Learn about the different voice models supported by the API

The options available and characteristics of generated audio will depend on the AI model that is used to synthesise the voice.

PlayHT API supports different types of models: 'PlayHT2.0', 'PlayHT2.0-turbo', 'PlayHT1.0' and 'Standard'. Some APIs will only work with specific models. For APIs that support 'Standard' voice engine, see the Standard & Premium Voices section. The other sections are for APIs that operate on PlayHT voices.

Listing Supported Voices

There are a few ways to list supported voices depending on your requirements:

PlayHT 2.0 and 2.0 Turbo Voices

Our newest conversational voice AI model with added emotion direction and instant cloning. Compatible with 'PlayHT2.0-turbo' engine, our fastest model for streaming. Supports english only.

PlayHT 1.0 Voices

Lifelike voices ideal for expressive and conversational content. Supports english only.

Cloned Voices

We offer High-Fidelity and instant cloning options. With instant cloning, a PlayHT 2.0 voice is produced, while High-Fidelity clones are based on our PlayHT 1.0.

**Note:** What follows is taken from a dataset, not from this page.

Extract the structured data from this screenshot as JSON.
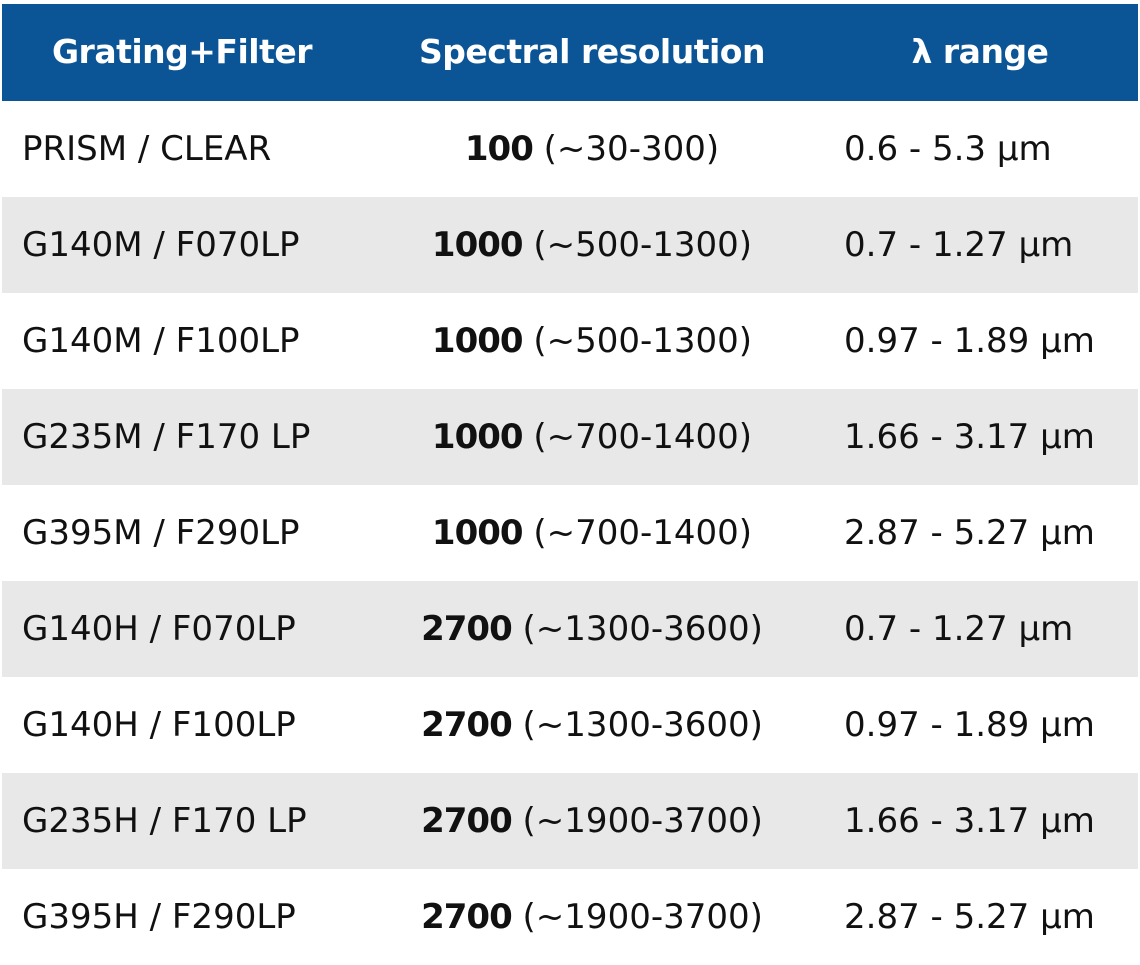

Voice Cloning and Realtime streaming

Realtime streaming (PlayHT2.0-Turbo) has support for instant clones only, not for high-fidelity clones.

Standard Voices

For multi-lingual text-to speech generations, changing pitches and adding pauses. Voices with reliable outputs and support for Speech Synthesis Markup Language (SSML). Supports 100+ languages.